Thomas Jefferson suggested voluntary removal of the Indian tribes at first, with time and most whites supporting this idea, lands further west were reserved for exchange of their native homelands. From the 1820's to 1828 was the big jump to the sudden new stage.
The Cherokees were doing many great things to be able to stay in their native homeland, they didn't want to be moved anywhere. In the white cultures' terms they were becoming civilized because by the 1820's most Cherokees had become successful farmers and traders. they also modeled a U.S. form of government having a republican representative, adopted a written constitution, and had their own written language and also press.
While this was going on, many white Gerorgians were becoming upset seeing no results of the 1820 agreement. They wanted the Cherokees out, and that's why Andrew Jackson was getting heavy support in the South and Midwest when he was running for president. He made his main promise the Indian removal, so obviously he won the election. This is where the new stage entered becaus ein 1830 Congress passed an Indian Removal Bill for financial support of a policy that was already in progress for a while. The supporters of the removal understood the relation between the Indians and the larger American destiny, they saw the Indians as having no role in the expansion for broader national purpose. .
To go into depth of realizing this cultural conflict we neew to observe both points of views.

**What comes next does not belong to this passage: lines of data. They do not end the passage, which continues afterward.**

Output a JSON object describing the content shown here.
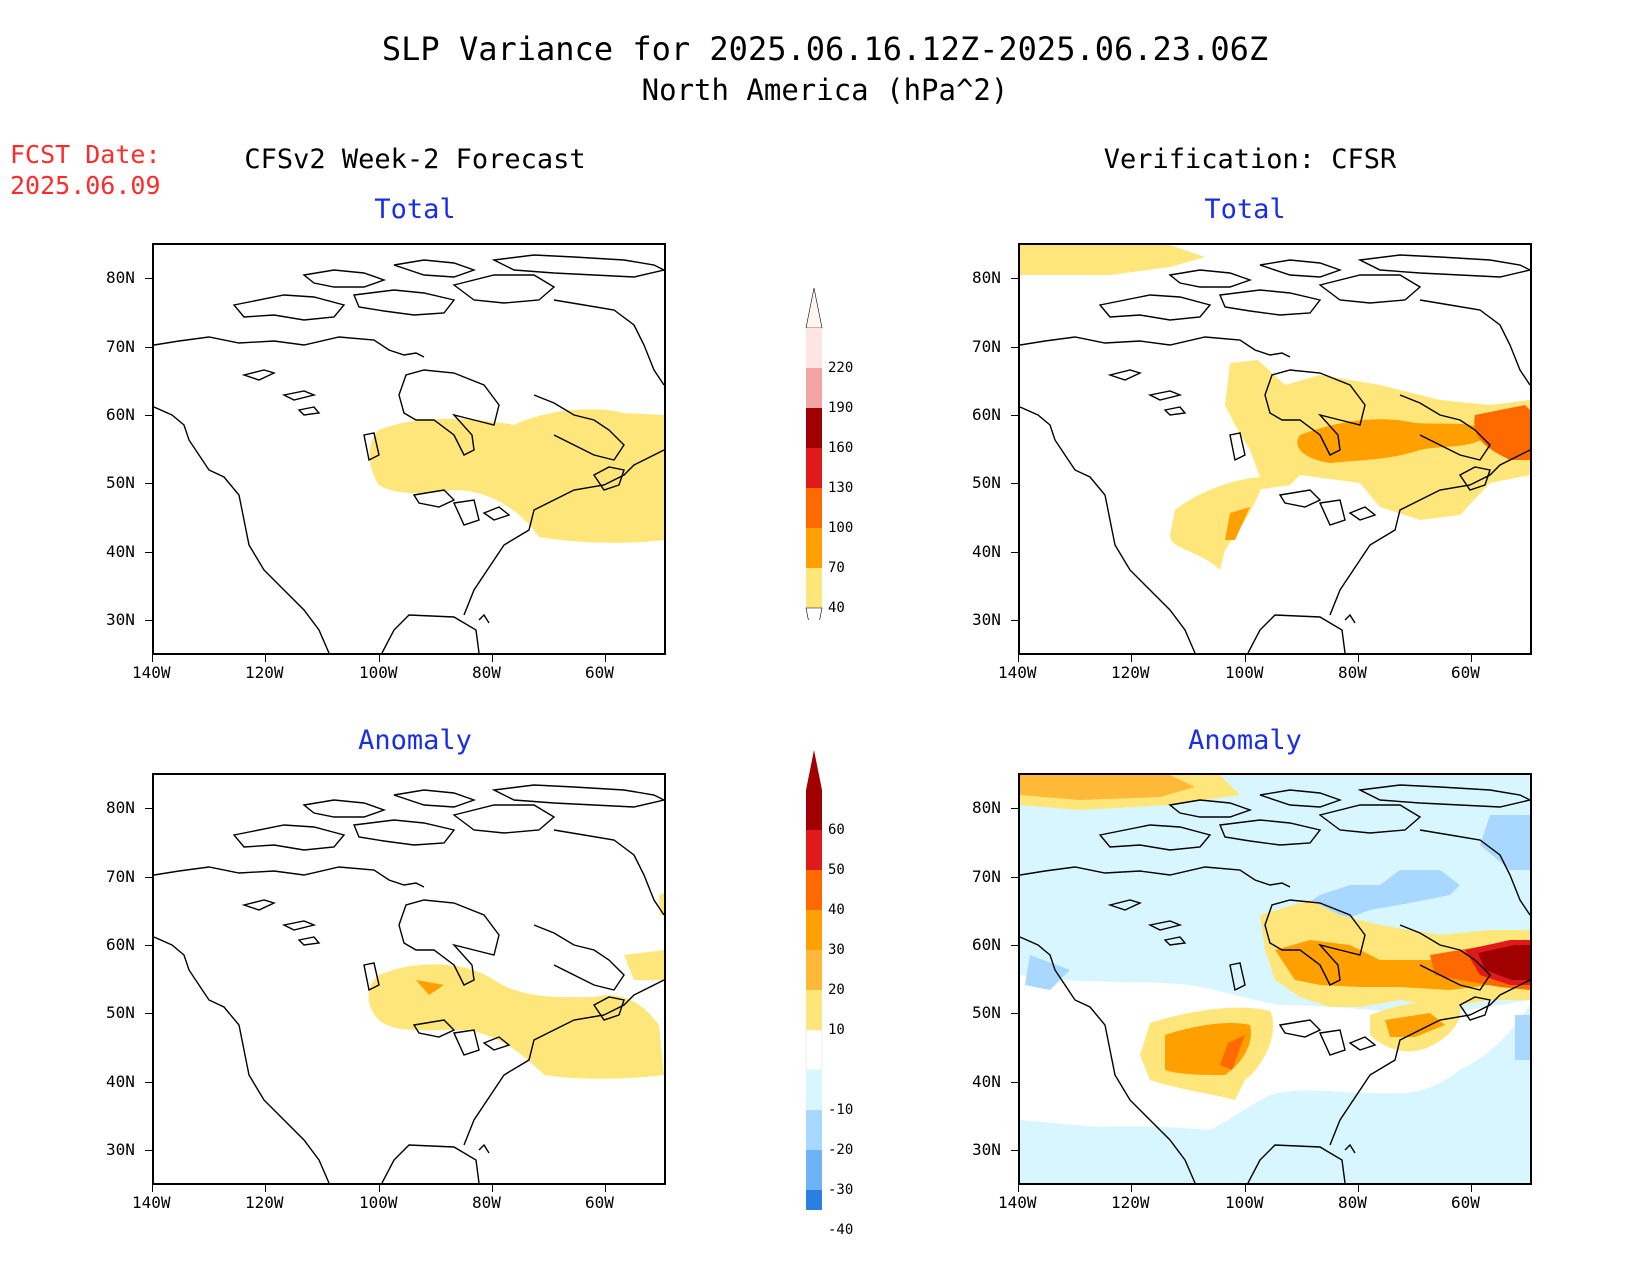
{
  "header": {
    "title": "SLP Variance for 2025.06.16.12Z-2025.06.23.06Z",
    "subtitle": "North America (hPa^2)"
  },
  "fcst": {
    "label": "FCST Date:",
    "date": "2025.06.09"
  },
  "columns": {
    "left": "CFSv2 Week-2 Forecast",
    "right": "Verification: CFSR"
  },
  "panels": {
    "fcst_total": "Total",
    "fcst_anomaly": "Anomaly",
    "ver_total": "Total",
    "ver_anomaly": "Anomaly"
  },
  "axes": {
    "lat_labels": [
      "80N",
      "70N",
      "60N",
      "50N",
      "40N",
      "30N"
    ],
    "lon_labels": [
      "140W",
      "120W",
      "100W",
      "80W",
      "60W"
    ]
  },
  "colorbar_total": {
    "labels": [
      "220",
      "190",
      "160",
      "130",
      "100",
      "70",
      "40"
    ],
    "colors": [
      "#fde5e3",
      "#f2a4a6",
      "#a00000",
      "#e01a1a",
      "#ff6a00",
      "#ffa000",
      "#ffe67a"
    ]
  },
  "colorbar_anomaly": {
    "labels": [
      "60",
      "50",
      "40",
      "30",
      "20",
      "10",
      "-10",
      "-20",
      "-30",
      "-40"
    ],
    "colors_warm": [
      "#a00000",
      "#e01a1a",
      "#ff6a00",
      "#ffa000",
      "#ffb938",
      "#ffe67a"
    ],
    "colors_cool": [
      "#d8f6ff",
      "#a8d8ff",
      "#6cb4f5",
      "#2b7fe0",
      "#1466d0"
    ]
  },
  "colors": {
    "yellow": "#ffe67a",
    "lightorange": "#ffbb38",
    "orange": "#ffa000",
    "darkorange": "#ff6a00",
    "red": "#e01a1a",
    "darkred": "#a00000",
    "lightcyan": "#d8f6ff",
    "lightblue": "#a8d8ff",
    "midblue": "#6cb4f5"
  }
}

Back in 1823 the Cherokee national Council pronounced, that they had a fixed determination to never again give up one foot more of their land, but how could of they felt so comfortable saying that when one of the most popular Gerogian songs at the time was talking about a pretty wife and a big plantation and having the Cherokees nation within sight but not near? And so two years later in April 1825, the Cherokees were told in plain language, that the lands they occupy belong to Georgia.